By: Michael Klassen
Ascension | facebook | bandcamp |
Released on October 31, 2014 via W.T.C. Productions
Black metal touted as orthodox, unorthodox, necro, symphonic etc. gives the listener an immediate impression of what strain of black metal you’re about to be subjected to. Ascension, self-identify as orthodox black metal, one that instantly brings to mind, at least for me, Deathspell Omega, Funeral Mist etc. and that’s some serious company to be aligned with. Fortunately, Ascension praises the gods of black metal cosmology with unwavering theistic dedication and disciplined execution, one that yields trance-inducing results.
Four years after their highly regarded debut, 2010’s Consolamentum, comes Ascension’s The Deathless Light EP. It acts as a precursor to their forthcoming second album, The Dead of the World, which is set to be unleashed on December 24th of this year. Judging by the two songs contained herein, it will be a monumental release.
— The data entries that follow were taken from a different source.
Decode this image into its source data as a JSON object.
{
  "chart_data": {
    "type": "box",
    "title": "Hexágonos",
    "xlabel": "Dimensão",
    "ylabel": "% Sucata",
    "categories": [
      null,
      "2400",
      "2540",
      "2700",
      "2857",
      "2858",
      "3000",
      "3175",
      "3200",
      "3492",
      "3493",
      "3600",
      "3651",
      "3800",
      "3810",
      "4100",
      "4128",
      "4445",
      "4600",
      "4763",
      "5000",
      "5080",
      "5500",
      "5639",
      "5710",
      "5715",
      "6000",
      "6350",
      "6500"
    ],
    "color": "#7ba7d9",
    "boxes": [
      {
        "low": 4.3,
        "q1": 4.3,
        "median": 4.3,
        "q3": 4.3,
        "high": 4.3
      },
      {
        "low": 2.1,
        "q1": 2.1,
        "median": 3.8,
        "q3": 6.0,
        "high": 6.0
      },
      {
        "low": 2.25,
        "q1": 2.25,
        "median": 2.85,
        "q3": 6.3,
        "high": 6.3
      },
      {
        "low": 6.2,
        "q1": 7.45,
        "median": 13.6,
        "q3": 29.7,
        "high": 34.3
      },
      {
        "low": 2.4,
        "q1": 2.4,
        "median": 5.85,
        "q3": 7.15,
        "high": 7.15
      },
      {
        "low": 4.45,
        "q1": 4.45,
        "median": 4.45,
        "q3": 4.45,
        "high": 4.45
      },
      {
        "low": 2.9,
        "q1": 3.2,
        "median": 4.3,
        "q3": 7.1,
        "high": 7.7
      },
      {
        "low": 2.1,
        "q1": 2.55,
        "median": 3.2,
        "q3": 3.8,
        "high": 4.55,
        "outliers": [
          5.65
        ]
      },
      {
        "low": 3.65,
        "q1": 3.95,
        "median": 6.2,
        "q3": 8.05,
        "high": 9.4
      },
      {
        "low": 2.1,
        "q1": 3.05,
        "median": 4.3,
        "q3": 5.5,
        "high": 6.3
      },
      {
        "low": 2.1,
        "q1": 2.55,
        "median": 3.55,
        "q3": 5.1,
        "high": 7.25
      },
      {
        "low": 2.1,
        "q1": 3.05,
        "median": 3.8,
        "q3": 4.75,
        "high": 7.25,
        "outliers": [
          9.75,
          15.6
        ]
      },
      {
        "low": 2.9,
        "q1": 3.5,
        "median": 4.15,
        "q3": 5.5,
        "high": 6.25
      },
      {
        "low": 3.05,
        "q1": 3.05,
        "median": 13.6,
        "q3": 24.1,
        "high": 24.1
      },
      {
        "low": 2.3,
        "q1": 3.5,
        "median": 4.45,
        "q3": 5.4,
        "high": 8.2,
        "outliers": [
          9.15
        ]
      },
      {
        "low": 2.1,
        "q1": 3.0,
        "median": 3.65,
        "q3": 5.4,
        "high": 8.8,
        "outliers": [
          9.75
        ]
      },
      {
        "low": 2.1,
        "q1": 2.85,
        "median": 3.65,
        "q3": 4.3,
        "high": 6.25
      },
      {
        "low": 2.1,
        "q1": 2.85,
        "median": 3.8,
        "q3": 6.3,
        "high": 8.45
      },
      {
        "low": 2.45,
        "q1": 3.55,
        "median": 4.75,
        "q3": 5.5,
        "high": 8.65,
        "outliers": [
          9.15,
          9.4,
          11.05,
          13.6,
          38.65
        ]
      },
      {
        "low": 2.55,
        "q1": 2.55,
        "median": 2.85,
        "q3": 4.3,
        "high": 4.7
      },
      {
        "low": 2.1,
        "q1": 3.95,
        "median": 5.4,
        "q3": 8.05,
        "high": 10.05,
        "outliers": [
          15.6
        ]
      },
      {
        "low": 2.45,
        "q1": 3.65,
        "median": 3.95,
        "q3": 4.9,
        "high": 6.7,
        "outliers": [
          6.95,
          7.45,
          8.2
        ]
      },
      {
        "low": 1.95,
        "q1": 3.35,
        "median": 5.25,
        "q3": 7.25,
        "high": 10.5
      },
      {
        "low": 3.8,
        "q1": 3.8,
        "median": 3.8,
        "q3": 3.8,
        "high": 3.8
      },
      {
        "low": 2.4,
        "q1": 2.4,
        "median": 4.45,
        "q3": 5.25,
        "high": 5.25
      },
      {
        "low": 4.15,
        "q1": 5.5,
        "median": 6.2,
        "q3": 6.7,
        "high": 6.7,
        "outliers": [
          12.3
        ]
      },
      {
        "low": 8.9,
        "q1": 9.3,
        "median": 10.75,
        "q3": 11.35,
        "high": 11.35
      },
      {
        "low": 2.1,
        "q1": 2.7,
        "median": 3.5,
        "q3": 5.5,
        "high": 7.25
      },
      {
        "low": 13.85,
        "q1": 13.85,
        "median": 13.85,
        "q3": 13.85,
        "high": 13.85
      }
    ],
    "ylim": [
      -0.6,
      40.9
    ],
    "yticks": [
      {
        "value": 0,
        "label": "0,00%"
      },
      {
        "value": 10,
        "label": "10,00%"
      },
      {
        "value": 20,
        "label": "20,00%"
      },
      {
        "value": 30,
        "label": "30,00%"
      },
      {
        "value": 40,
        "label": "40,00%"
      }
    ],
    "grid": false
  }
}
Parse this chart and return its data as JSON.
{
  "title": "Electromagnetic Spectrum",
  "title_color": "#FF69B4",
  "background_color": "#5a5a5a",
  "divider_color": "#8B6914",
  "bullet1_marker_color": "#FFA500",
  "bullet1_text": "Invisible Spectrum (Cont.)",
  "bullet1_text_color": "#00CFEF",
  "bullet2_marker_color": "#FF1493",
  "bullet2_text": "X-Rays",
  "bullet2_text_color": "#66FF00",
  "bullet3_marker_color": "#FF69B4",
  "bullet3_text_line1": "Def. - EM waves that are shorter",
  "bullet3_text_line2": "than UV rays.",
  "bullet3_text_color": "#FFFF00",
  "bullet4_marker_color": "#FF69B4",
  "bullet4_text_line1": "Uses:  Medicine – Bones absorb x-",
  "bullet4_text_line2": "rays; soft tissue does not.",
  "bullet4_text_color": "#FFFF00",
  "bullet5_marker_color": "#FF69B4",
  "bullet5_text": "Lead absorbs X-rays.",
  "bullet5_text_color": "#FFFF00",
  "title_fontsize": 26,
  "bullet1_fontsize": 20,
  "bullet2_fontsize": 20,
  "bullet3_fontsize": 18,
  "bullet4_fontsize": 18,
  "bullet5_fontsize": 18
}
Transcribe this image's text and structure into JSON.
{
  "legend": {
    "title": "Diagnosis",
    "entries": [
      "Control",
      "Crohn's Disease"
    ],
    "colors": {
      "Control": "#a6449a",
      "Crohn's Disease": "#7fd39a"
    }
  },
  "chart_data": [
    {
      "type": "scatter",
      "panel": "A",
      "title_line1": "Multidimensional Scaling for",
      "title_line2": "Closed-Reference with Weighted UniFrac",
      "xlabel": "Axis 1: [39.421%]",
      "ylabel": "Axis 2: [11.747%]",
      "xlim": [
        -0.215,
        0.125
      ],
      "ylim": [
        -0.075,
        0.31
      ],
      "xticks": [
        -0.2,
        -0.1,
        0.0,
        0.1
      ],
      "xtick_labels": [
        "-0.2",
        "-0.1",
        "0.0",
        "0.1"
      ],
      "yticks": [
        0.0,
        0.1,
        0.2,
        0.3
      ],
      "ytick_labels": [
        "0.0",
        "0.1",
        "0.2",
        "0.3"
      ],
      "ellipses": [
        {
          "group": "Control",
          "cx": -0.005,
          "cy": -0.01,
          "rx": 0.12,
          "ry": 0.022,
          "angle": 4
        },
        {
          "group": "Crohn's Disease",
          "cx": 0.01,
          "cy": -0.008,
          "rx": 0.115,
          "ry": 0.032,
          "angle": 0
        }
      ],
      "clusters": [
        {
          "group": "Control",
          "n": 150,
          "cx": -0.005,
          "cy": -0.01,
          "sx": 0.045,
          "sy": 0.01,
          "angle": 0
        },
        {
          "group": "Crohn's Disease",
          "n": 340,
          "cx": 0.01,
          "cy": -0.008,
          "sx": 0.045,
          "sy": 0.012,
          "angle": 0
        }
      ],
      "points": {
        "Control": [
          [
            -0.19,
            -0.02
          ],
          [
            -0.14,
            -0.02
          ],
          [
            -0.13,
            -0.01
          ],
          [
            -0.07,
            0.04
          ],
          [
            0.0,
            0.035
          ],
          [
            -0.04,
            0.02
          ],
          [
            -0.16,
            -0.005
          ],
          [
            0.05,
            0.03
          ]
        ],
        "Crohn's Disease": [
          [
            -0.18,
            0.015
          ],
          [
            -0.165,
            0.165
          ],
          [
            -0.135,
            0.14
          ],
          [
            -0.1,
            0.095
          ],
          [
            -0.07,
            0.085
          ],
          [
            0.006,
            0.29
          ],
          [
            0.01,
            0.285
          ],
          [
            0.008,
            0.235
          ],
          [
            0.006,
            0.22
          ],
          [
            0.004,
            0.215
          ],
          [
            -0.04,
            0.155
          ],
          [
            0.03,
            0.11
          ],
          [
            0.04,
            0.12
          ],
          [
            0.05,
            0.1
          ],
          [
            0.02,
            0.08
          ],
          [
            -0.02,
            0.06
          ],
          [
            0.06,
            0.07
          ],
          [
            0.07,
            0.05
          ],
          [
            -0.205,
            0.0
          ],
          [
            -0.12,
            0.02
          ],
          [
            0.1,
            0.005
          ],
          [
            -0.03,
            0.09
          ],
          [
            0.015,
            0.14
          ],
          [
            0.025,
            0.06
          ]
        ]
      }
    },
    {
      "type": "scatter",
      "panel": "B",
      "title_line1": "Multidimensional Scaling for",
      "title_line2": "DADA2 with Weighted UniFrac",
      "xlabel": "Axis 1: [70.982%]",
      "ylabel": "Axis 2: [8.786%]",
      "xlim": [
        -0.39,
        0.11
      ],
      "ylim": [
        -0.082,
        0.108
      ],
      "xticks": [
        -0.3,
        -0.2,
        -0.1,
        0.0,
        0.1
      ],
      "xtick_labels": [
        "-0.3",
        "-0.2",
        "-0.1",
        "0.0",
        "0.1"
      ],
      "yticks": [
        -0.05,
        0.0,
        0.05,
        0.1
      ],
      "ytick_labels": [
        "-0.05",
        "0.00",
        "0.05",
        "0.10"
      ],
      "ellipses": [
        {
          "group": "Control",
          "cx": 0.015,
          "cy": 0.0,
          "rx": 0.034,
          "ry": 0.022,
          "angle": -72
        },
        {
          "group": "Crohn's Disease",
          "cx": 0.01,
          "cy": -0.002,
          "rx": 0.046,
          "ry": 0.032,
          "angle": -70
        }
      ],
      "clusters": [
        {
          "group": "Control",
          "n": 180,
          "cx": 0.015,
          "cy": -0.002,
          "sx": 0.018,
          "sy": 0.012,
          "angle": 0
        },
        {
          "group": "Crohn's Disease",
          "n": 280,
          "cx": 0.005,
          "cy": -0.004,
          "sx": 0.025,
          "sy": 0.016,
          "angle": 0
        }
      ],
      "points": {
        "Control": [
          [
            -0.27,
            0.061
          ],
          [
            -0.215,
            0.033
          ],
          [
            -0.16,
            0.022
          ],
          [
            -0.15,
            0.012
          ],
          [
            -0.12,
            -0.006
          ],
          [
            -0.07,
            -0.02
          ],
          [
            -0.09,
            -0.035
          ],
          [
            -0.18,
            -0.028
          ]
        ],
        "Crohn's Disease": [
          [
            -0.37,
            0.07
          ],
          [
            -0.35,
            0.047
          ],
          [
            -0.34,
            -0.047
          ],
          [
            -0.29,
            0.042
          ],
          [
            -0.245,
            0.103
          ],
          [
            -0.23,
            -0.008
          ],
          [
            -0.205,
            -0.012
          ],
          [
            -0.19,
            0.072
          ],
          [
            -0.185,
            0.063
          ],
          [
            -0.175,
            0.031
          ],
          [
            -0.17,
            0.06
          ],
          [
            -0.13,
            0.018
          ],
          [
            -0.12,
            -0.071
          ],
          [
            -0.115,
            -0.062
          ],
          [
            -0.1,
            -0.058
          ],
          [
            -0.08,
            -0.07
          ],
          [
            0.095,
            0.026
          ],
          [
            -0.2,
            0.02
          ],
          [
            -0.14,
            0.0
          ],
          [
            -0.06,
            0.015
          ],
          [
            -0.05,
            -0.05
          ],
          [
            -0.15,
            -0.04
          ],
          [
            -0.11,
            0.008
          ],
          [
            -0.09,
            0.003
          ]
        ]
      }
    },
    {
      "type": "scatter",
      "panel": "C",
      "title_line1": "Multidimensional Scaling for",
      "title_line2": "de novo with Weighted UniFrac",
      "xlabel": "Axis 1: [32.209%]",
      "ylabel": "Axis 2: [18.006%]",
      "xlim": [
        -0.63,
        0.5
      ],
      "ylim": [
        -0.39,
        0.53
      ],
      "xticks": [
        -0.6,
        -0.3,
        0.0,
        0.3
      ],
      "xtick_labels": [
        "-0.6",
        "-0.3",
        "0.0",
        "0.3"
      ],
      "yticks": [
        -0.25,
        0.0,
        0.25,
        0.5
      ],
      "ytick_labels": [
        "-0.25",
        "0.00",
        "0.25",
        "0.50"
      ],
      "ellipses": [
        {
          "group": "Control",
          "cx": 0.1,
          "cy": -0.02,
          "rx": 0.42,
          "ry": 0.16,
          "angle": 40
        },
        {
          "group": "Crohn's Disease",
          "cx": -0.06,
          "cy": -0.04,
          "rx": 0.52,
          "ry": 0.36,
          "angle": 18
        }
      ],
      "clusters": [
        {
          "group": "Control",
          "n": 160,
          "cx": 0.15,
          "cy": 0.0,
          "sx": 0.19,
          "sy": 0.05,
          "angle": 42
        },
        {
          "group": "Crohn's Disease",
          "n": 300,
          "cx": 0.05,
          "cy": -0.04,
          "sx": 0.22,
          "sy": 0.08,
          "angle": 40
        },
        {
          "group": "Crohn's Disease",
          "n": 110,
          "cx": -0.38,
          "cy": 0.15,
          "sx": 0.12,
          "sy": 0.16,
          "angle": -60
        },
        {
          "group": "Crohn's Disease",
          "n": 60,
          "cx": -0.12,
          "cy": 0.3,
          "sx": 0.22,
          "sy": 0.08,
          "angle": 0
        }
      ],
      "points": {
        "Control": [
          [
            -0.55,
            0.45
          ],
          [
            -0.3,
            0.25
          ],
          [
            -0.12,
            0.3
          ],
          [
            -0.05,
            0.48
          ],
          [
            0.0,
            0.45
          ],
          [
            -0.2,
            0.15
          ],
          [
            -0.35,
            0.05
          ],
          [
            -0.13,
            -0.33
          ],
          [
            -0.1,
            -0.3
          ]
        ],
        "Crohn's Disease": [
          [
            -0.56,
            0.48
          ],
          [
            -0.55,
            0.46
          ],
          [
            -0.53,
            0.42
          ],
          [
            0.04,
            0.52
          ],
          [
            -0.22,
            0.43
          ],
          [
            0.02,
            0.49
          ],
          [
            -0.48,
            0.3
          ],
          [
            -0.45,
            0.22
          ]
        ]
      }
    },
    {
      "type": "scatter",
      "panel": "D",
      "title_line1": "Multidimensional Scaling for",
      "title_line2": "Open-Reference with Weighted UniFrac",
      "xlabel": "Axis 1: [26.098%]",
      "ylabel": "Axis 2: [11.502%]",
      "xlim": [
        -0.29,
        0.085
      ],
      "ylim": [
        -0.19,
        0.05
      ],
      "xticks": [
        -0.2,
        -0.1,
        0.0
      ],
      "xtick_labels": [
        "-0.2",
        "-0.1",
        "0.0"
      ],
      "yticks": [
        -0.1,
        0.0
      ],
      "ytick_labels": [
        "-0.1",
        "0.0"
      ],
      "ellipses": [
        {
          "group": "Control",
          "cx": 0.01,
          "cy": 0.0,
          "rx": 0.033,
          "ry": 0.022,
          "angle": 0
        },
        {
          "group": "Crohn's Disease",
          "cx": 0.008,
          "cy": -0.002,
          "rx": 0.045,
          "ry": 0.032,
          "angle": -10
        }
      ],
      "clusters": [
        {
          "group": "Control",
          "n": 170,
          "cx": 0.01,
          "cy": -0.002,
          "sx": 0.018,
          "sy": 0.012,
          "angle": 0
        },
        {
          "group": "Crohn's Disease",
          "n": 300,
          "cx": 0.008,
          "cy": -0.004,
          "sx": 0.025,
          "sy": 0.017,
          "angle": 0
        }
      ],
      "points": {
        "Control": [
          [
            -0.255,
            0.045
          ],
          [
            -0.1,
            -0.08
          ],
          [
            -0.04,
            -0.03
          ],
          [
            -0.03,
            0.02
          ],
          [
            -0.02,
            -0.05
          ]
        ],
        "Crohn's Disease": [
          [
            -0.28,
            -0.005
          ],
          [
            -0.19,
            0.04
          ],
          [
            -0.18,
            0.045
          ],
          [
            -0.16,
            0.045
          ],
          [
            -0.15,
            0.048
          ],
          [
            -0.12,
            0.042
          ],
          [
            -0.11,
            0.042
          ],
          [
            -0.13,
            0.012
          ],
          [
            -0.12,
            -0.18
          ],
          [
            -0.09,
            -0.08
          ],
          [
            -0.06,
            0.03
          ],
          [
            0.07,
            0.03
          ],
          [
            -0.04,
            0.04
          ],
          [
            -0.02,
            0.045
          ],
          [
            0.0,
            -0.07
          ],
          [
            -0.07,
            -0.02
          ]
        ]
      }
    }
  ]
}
The title track ‘The Deathless Light’, which is also to be included on the upcoming The Dead of the World album, blasts out of the speakers with cold, piercing precision. The icy, tremolo picked riffing and guttural vocals are augmented with a melodic, almost bluesy lead guitar that adds a nuanced emotional expression, however brief. The band slows it down for the mid section of this 8 and a half-minute, mini-epic. Throughout which, we’re subjected to a diatribe of philosophical blasphemies that rant against the dissonant guitar interlaced with subtle melodies that lead the listener back and forth, arguably between reason and religious ecstasy.
The second and last track on this all too brief EP, ‘Garden of Stone’, is exclusive to this release. It is a mostly mid-tempo, slow burn with hymnal overtones that allow one to contemplate the inner realities of passion and contempt invoked by Ascension’s liturgical sacrament to their religious cult. December 24, and The Dead of the World cannot come soon enough. Let the deathless light shine.